Liebknecht, the distinguished German Socialist, who was one of the chairmen of the Marxian convention, wrote in his preface to the German edition of the Proceedings that the Paris meeting began a new era, "and indicated a break with the past." He told the delegates at the convention, "the Old International lives in us to-day." There was a continuity of proletarian ambition. In this respect the old movement was resurrected in the new. But in every other respect the old movement was dead. The abstractions about property and the rights of individuals did not interest the new generation. They were more concerned with wages than wage theories, and in the purchasing power of their wages than in a theory of values. Even the spirit of the class consciousness had changed. Marx's organization was the source of the old; national consciousness was the source of the new. The present internationalism is the result of nationalism. The delegates at Paris were representatives; they represented nationalities. One of the rules of the Marxian congress was that votes should be counted "by the head," unless a delegation from any country should unanimously demand "voting by nationalities."

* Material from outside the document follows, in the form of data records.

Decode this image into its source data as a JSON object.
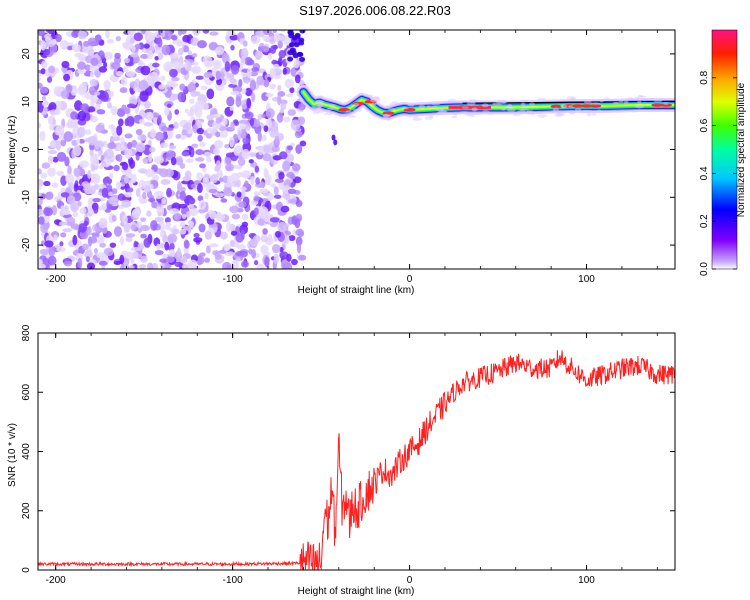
{
  "title": "S197.2026.006.08.22.R03",
  "chart_data": [
    {
      "type": "heatmap",
      "name": "spectrogram",
      "xlabel": "Height of straight line (km)",
      "ylabel": "Frequency (Hz)",
      "xlim": [
        -210,
        150
      ],
      "ylim": [
        -25,
        25
      ],
      "xticks": [
        -200,
        -100,
        0,
        100
      ],
      "xtick_labels": [
        "-200",
        "-100",
        "0",
        "100"
      ],
      "yticks": [
        -20,
        -10,
        0,
        10,
        20
      ],
      "ytick_labels": [
        "-20",
        "-10",
        "0",
        "10",
        "20"
      ],
      "noise_region_x": [
        -210,
        -60
      ],
      "signal_track": {
        "x": [
          -60,
          -57,
          -54,
          -51,
          -48,
          -45,
          -42,
          -39,
          -36,
          -33,
          -30,
          -27,
          -24,
          -21,
          -18,
          -15,
          -12,
          -9,
          -6,
          -3,
          0,
          10,
          20,
          30,
          40,
          50,
          60,
          70,
          80,
          90,
          100,
          110,
          120,
          130,
          140,
          150
        ],
        "freq": [
          12,
          10.5,
          9.5,
          9.8,
          9.4,
          9.1,
          8.8,
          8.4,
          8.3,
          8.8,
          9.6,
          10.4,
          10.0,
          9.0,
          8.2,
          7.7,
          7.6,
          8.0,
          8.3,
          8.5,
          8.3,
          8.5,
          8.7,
          8.8,
          8.8,
          8.8,
          8.8,
          8.9,
          9.0,
          9.1,
          9.1,
          9.1,
          9.2,
          9.3,
          9.3,
          9.3
        ]
      },
      "colorbar": {
        "label": "Normalized spectral amplitude",
        "range": [
          0,
          1
        ],
        "ticks": [
          0.0,
          0.2,
          0.4,
          0.6,
          0.8
        ],
        "tick_labels": [
          "0.0",
          "0.2",
          "0.4",
          "0.6",
          "0.8"
        ]
      }
    },
    {
      "type": "line",
      "name": "snr",
      "xlabel": "Height of straight line (km)",
      "ylabel": "SNR (10 * v/v)",
      "xlim": [
        -210,
        150
      ],
      "ylim": [
        0,
        800
      ],
      "xticks": [
        -200,
        -100,
        0,
        100
      ],
      "xtick_labels": [
        "-200",
        "-100",
        "0",
        "100"
      ],
      "yticks": [
        0,
        200,
        400,
        600,
        800
      ],
      "ytick_labels": [
        "0",
        "200",
        "400",
        "600",
        "800"
      ],
      "color": "#ff2020",
      "series": [
        {
          "name": "SNR",
          "x": [
            -210,
            -150,
            -100,
            -70,
            -50,
            -48,
            -46,
            -44,
            -42,
            -40,
            -38,
            -36,
            -34,
            -32,
            -30,
            -25,
            -20,
            -15,
            -10,
            -5,
            0,
            5,
            10,
            15,
            20,
            25,
            30,
            40,
            50,
            60,
            70,
            80,
            85,
            90,
            100,
            110,
            120,
            130,
            140,
            150
          ],
          "values": [
            20,
            20,
            20,
            22,
            25,
            200,
            160,
            280,
            120,
            420,
            200,
            250,
            160,
            230,
            200,
            260,
            290,
            340,
            320,
            370,
            400,
            430,
            480,
            520,
            560,
            600,
            630,
            650,
            670,
            700,
            680,
            680,
            720,
            690,
            640,
            660,
            680,
            690,
            660,
            660
          ]
        }
      ]
    }
  ]
}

In the twenty years that had elapsed since Bakunin and his conspiracy-loving following had disrupted the "Old International" by their preaching of violence against nationalism, labor had increased with the rapid strides of the increasing industry and commerce of the world. This labor had organized itself into unions and all manner of co-operative and protective associations. It had done this by natural compulsion from within, not by a superimposed force from without. They had thereby found their national homogeneity, and were ready to go forward into a great and universal international homogeneity.

The International Workingmen's Association now embraces the labor movement of all the leading countries of the world. At the last congress, held in Copenhagen, 1910, reports were received from the following organizations: the British Labor Party, the Fabian Society, the Social Democratic Federation of England, the Social Democratic Party of Germany, the Social Democratic Labor Party of Austria, the Commission of Trade Unions of Austria, the Social Democratic Labor Party of Bohemia, the Social Democratic Party of Hungary, the Socialist Party of France, the Socialist Party of Italy, the Revolutionary Socialist Party of Russia, the Social Democratic Party of Lettland, the Social Democratic Party of Finland, the Socialist Party of Norway, the Social Democratic Labor Party of Sweden, the Danish Social Democracy, the Social Democratic Party of Holland, the Belgian Labor Party, the Socialist Labor Party of the United States, the Social Democratic Party of Servia, and the Bulgarian Laborers' Social Democratic Party.[9] These names indicate the threefold nature of the modern movement. It is a labor movement, it is democratic, and it is Socialistic. And the list of countries shows that it is international.

At Brussels a permanent International Socialist Bureau is maintained, with a permanent secretary, who is in constant touch with the movement in all countries.